A guest named Will, who preferred not to give his last name, said despite social distancing directives, the day center also provides an important opportunity to talk to people.
He sat six feet away from several other people at the day shelter while he ate a sandwich and talked to them.
"Having this kind of social atmosphere is really important — people don't realize that," Will said. "With the libraries and other places closed, it's hard."
Will has been living in the Forest Grove area since 2015, he said, adding that he has a tent at a camp there with a few other people who have been doing their best to keep their distance from each other. He said he feels safer at the day shelter than at the camp, because sometimes people with whom he camps get intoxicated, which makes them less conscious of social distancing.
Without places to go inside and get warm, at least having a shower is essential, Will said.
He hopes local governments will expand their capacity to give out hotel vouchers if public facilities stay closed in the future.
Open Door staff will take operations day by day and make adjustments when necessary to provide people a safe place to get basic resources, Toevs said.

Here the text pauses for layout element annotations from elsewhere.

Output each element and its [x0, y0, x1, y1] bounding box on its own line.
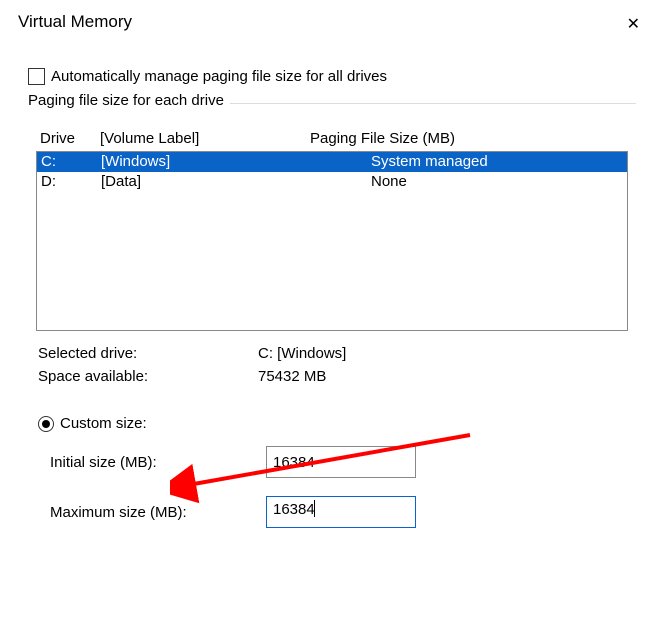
drive-pfs: None: [371, 173, 623, 190]
drive-letter: C:: [41, 153, 101, 170]
col-drive: Drive: [40, 130, 100, 147]
drive-label: [Windows]: [101, 153, 371, 170]
initial-size-label: Initial size (MB):: [50, 454, 266, 471]
drive-label: [Data]: [101, 173, 371, 190]
custom-size-radio[interactable]: [38, 416, 54, 432]
col-volume-label: [Volume Label]: [100, 130, 310, 147]
column-headers: Drive [Volume Label] Paging File Size (M…: [36, 124, 628, 151]
space-available-label: Space available:: [38, 368, 258, 385]
col-paging-size: Paging File Size (MB): [310, 130, 626, 147]
space-available-value: 75432 MB: [258, 368, 628, 385]
maximum-size-input[interactable]: 16384: [266, 496, 416, 528]
auto-manage-checkbox[interactable]: [28, 68, 45, 85]
drive-letter: D:: [41, 173, 101, 190]
drive-pfs: System managed: [371, 153, 623, 170]
auto-manage-checkbox-row[interactable]: Automatically manage paging file size fo…: [28, 68, 636, 85]
maximum-size-label: Maximum size (MB):: [50, 504, 266, 521]
close-icon[interactable]: ✕: [619, 12, 648, 36]
dialog-title: Virtual Memory: [18, 12, 132, 32]
auto-manage-label: Automatically manage paging file size fo…: [51, 68, 387, 85]
drive-row[interactable]: D: [Data] None: [37, 172, 627, 192]
drive-list[interactable]: C: [Windows] System managed D: [Data] No…: [36, 151, 628, 331]
custom-size-radio-row[interactable]: Custom size:: [36, 415, 628, 432]
initial-size-input[interactable]: [266, 446, 416, 478]
drive-row[interactable]: C: [Windows] System managed: [37, 152, 627, 172]
paging-fieldset: Paging file size for each drive Drive [V…: [28, 103, 636, 528]
selected-drive-label: Selected drive:: [38, 345, 258, 362]
custom-size-label: Custom size:: [60, 415, 147, 432]
fieldset-legend: Paging file size for each drive: [28, 92, 230, 109]
selected-drive-value: C: [Windows]: [258, 345, 628, 362]
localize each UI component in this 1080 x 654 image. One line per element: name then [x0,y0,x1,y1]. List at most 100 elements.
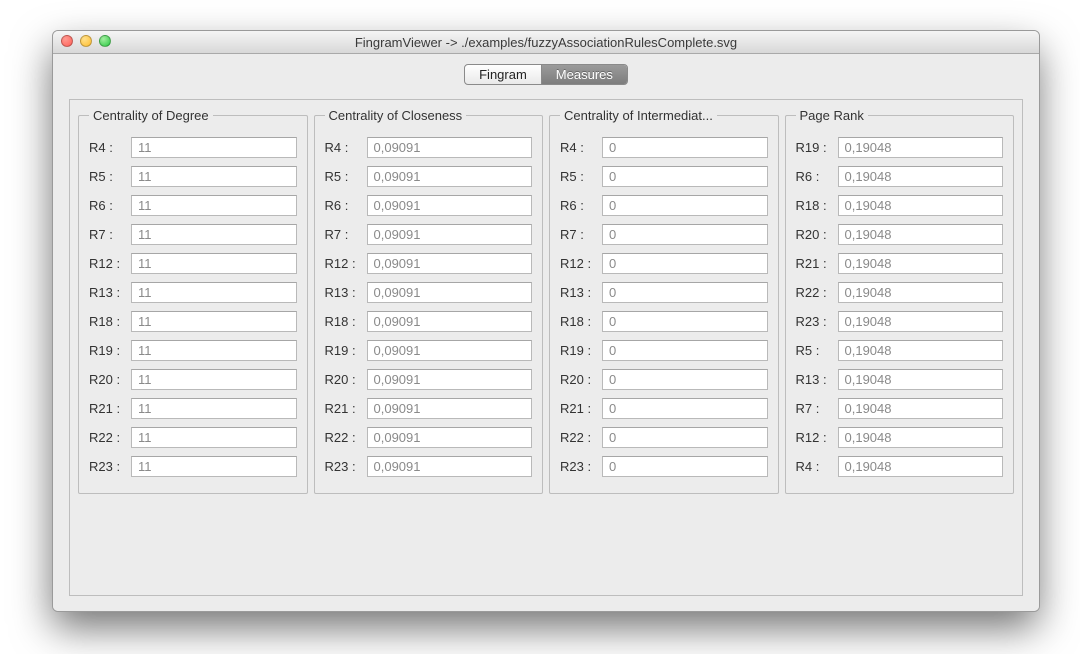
measure-row: R18 :0 [560,307,768,336]
tab-bar: Fingram Measures [53,54,1039,85]
row-value[interactable]: 11 [131,427,297,448]
zoom-icon[interactable] [99,35,111,47]
row-label: R5 : [89,169,131,184]
row-value[interactable]: 0 [602,456,768,477]
window-controls [61,35,111,47]
row-value[interactable]: 0,09091 [367,427,533,448]
row-value[interactable]: 0,09091 [367,166,533,187]
row-value[interactable]: 0,09091 [367,311,533,332]
row-value[interactable]: 11 [131,224,297,245]
row-value[interactable]: 0,09091 [367,369,533,390]
row-value[interactable]: 11 [131,311,297,332]
measure-row: R18 :0,09091 [325,307,533,336]
row-value[interactable]: 0,19048 [838,224,1004,245]
row-value[interactable]: 0 [602,340,768,361]
window-title: FingramViewer -> ./examples/fuzzyAssocia… [53,35,1039,50]
measure-row: R23 :0,09091 [325,452,533,481]
row-value[interactable]: 0 [602,398,768,419]
measure-row: R12 :0,19048 [796,423,1004,452]
row-label: R12 : [325,256,367,271]
row-value[interactable]: 0,09091 [367,224,533,245]
row-value[interactable]: 0,19048 [838,456,1004,477]
row-value[interactable]: 11 [131,253,297,274]
row-value[interactable]: 0 [602,311,768,332]
measure-row: R19 :0 [560,336,768,365]
row-label: R22 : [89,430,131,445]
measure-row: R12 :0,09091 [325,249,533,278]
row-value[interactable]: 11 [131,398,297,419]
row-label: R21 : [325,401,367,416]
row-label: R19 : [89,343,131,358]
measure-row: R18 :11 [89,307,297,336]
row-label: R13 : [560,285,602,300]
measure-row: R22 :11 [89,423,297,452]
tab-measures[interactable]: Measures [541,65,627,84]
group-centrality-closeness: Centrality of Closeness R4 :0,09091 R5 :… [314,108,544,494]
row-label: R22 : [796,285,838,300]
row-value[interactable]: 0,19048 [838,195,1004,216]
measure-row: R12 :11 [89,249,297,278]
row-label: R20 : [560,372,602,387]
row-value[interactable]: 11 [131,137,297,158]
row-value[interactable]: 0,19048 [838,166,1004,187]
row-value[interactable]: 0 [602,137,768,158]
row-value[interactable]: 0,19048 [838,427,1004,448]
titlebar[interactable]: FingramViewer -> ./examples/fuzzyAssocia… [53,31,1039,54]
row-value[interactable]: 11 [131,166,297,187]
row-label: R18 : [89,314,131,329]
row-value[interactable]: 0,19048 [838,398,1004,419]
measure-row: R19 :11 [89,336,297,365]
row-label: R18 : [325,314,367,329]
row-value[interactable]: 0,09091 [367,456,533,477]
measure-row: R23 :0,19048 [796,307,1004,336]
row-value[interactable]: 0 [602,195,768,216]
tab-fingram[interactable]: Fingram [465,65,541,84]
row-value[interactable]: 0 [602,369,768,390]
row-value[interactable]: 0,19048 [838,340,1004,361]
row-value[interactable]: 0,09091 [367,253,533,274]
row-label: R6 : [560,198,602,213]
row-value[interactable]: 0,09091 [367,398,533,419]
measure-row: R21 :0,09091 [325,394,533,423]
measure-row: R23 :0 [560,452,768,481]
row-label: R4 : [325,140,367,155]
row-value[interactable]: 0 [602,427,768,448]
measures-columns: Centrality of Degree R4 :11 R5 :11 R6 :1… [78,108,1014,494]
row-value[interactable]: 0,19048 [838,282,1004,303]
minimize-icon[interactable] [80,35,92,47]
row-label: R18 : [796,198,838,213]
row-value[interactable]: 0,09091 [367,137,533,158]
row-value[interactable]: 0 [602,224,768,245]
row-value[interactable]: 11 [131,456,297,477]
measure-row: R21 :11 [89,394,297,423]
row-value[interactable]: 0 [602,166,768,187]
close-icon[interactable] [61,35,73,47]
row-value[interactable]: 0,19048 [838,311,1004,332]
row-label: R22 : [325,430,367,445]
row-value[interactable]: 0,19048 [838,253,1004,274]
measure-row: R6 :0 [560,191,768,220]
row-label: R20 : [325,372,367,387]
measure-row: R7 :0,19048 [796,394,1004,423]
row-label: R13 : [325,285,367,300]
row-value[interactable]: 0,19048 [838,369,1004,390]
row-label: R4 : [560,140,602,155]
row-value[interactable]: 0,09091 [367,282,533,303]
row-value[interactable]: 0,09091 [367,195,533,216]
row-label: R6 : [325,198,367,213]
row-value[interactable]: 11 [131,369,297,390]
row-value[interactable]: 0 [602,253,768,274]
row-label: R7 : [560,227,602,242]
row-value[interactable]: 0 [602,282,768,303]
group-centrality-degree: Centrality of Degree R4 :11 R5 :11 R6 :1… [78,108,308,494]
measure-row: R22 :0,09091 [325,423,533,452]
row-value[interactable]: 11 [131,340,297,361]
row-value[interactable]: 11 [131,282,297,303]
row-value[interactable]: 11 [131,195,297,216]
measure-row: R4 :0 [560,133,768,162]
row-value[interactable]: 0,19048 [838,137,1004,158]
row-value[interactable]: 0,09091 [367,340,533,361]
row-label: R4 : [796,459,838,474]
measure-row: R23 :11 [89,452,297,481]
measure-row: R20 :11 [89,365,297,394]
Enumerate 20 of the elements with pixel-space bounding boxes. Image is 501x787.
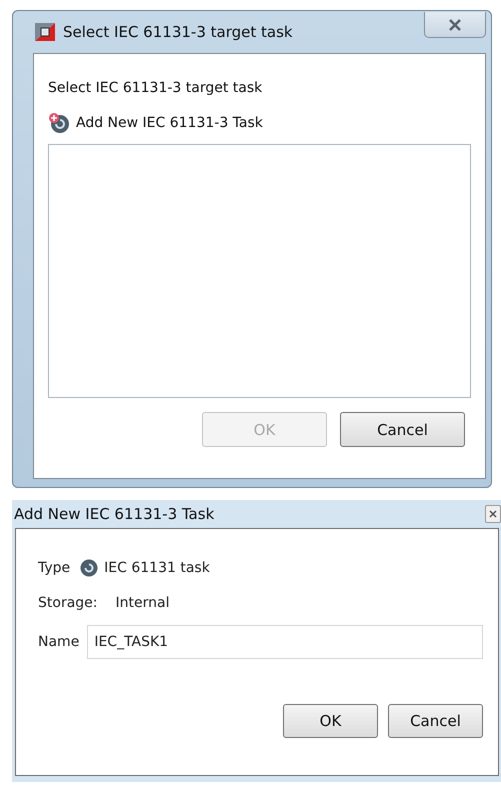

He said the nonprofit might be able to rent a 20- by 20-foot tent, which would allow heating while it's still cold outside.
Although a lot of the staff's energy has been shifted to providing basic services, Open Door still needs to provide housing services.
"Even though foreclosures themselves have been put on moratorium, people are still getting foreclosure notices, and they want to make they still have a home at the end of all this," Toevs said. "We might be looking at a whole new level of housing issues as we end this pandemic."
Shapiro said while the coronavirus has created a lot of uncertainty for people who are housing insecure, it's important to look for positive developments.
Ahead of this past sheltering season, Shapiro contacted several companies asking for donations, including a sock company called Bombas that donates a pair of socks for each purchased pair.
After initially telling Shapiro other shelters were ahead on a list for donations, Bombas contacted him a few weeks ago and said they're ready to ship nearly 1,300 pairs of socks.
People can help support Open Door by volunteering to help prepare lunches and assemble outdoor supplies as well as donating items such as toiletries, food and rain ponchos.